Optimize images before uploading by compressing them and using appropriate dimensions. Install an image optimization plugin like Smush or ShortPixel to automatically compress images upon upload. Use lazy loading to defer loading images until they enter the viewport, reducing initial page load time.

Minimize the number of installed plugins, keeping only essential ones active. Each plugin adds code that must execute on every page load, potentially slowing your site. Audit plugins regularly and remove unused ones.

Consider implementing a Content Delivery Network (CDN) to serve static assets from geographically distributed servers.

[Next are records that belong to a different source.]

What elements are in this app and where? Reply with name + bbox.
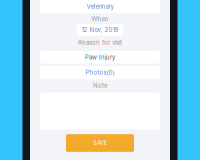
button[interactable]: Photos(0) xyxy=(40,66,160,79)
staticText: 12 Nov, 2019 xyxy=(82,26,118,33)
staticText: Photos(0) xyxy=(86,69,114,76)
staticText: Veterinary xyxy=(86,3,114,10)
button[interactable]: Paw Injury xyxy=(40,51,160,64)
staticText: Reason for visit xyxy=(78,39,122,46)
staticText: When xyxy=(92,15,108,23)
staticText: Paw Injury xyxy=(85,54,115,61)
staticText: Note xyxy=(93,82,107,89)
staticText: SAVE xyxy=(93,140,107,146)
button[interactable]: SAVE xyxy=(66,134,134,152)
button[interactable]: 12 Nov, 2019 xyxy=(77,24,123,36)
button[interactable]: Veterinary xyxy=(40,0,160,13)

CDNs reduce latency by delivering content from servers closest to your visitors. Popular options include Cloudflare, StackPath, and BunnyCDN.

Optimize your database by removing post revisions, spam comments, and transient options. Install a database optimization plugin like WP-Optimize to automate regular cleanup tasks. Keep your database lean to ensure fast query execution.

Security Best Practices for Long-Term Protection

Maintain a regular update schedule for WordPress core, themes, and plugins. Outdated software contains known vulnerabilities that attackers actively exploit. Enable automatic updates for minor WordPress releases and security patches.

Implement strong password policies requiring complex passwords for all user accounts. Use a password manager to generate and store unique passwords. Enforce password requirements through security plugins that check password strength during registration.

Configure a web application firewall (WAF) to filter malicious traffic before it reaches WordPress. Security plugins like Wordfence and Sucuri include WAF functionality. Consider using Cloudflare’s free WAF for additional protection at the DNS level.

Install and configure Fail2ban to automatically block IP addresses exhibiting malicious behavior. Fail2ban monitors log files and creates firewall rules to ban suspicious IPs after multiple failed login attempts.

sudo apt install fail2ban -y

Create a custom jail configuration for WordPress authentication.

sudo nano /etc/fail2ban/jail.local

Add WordPress-specific rules to protect your login page.

[wordpress]
enabled = true
filter = wordpress
logpath = /var/log/apache2/access.log
maxretry = 3
bantime = 3600

Regular security audits help identify vulnerabilities before attackers exploit them. Use security scanning plugins to check for malware, outdated software, and configuration issues. Schedule scans to run automatically at least weekly.

Limit the number of users with administrator privileges to reduce attack surface. Create role-based accounts with minimum necessary permissions for contributors and editors. Review user accounts quarterly and remove inactive users promptly.

Congratulations! You have successfully installed WordPress. Thanks for using this tutorial to install the latest version of WordPress CMS on Debian 13 “Trixie” system. For additional help or useful information, we recommend you check the official WordPress website.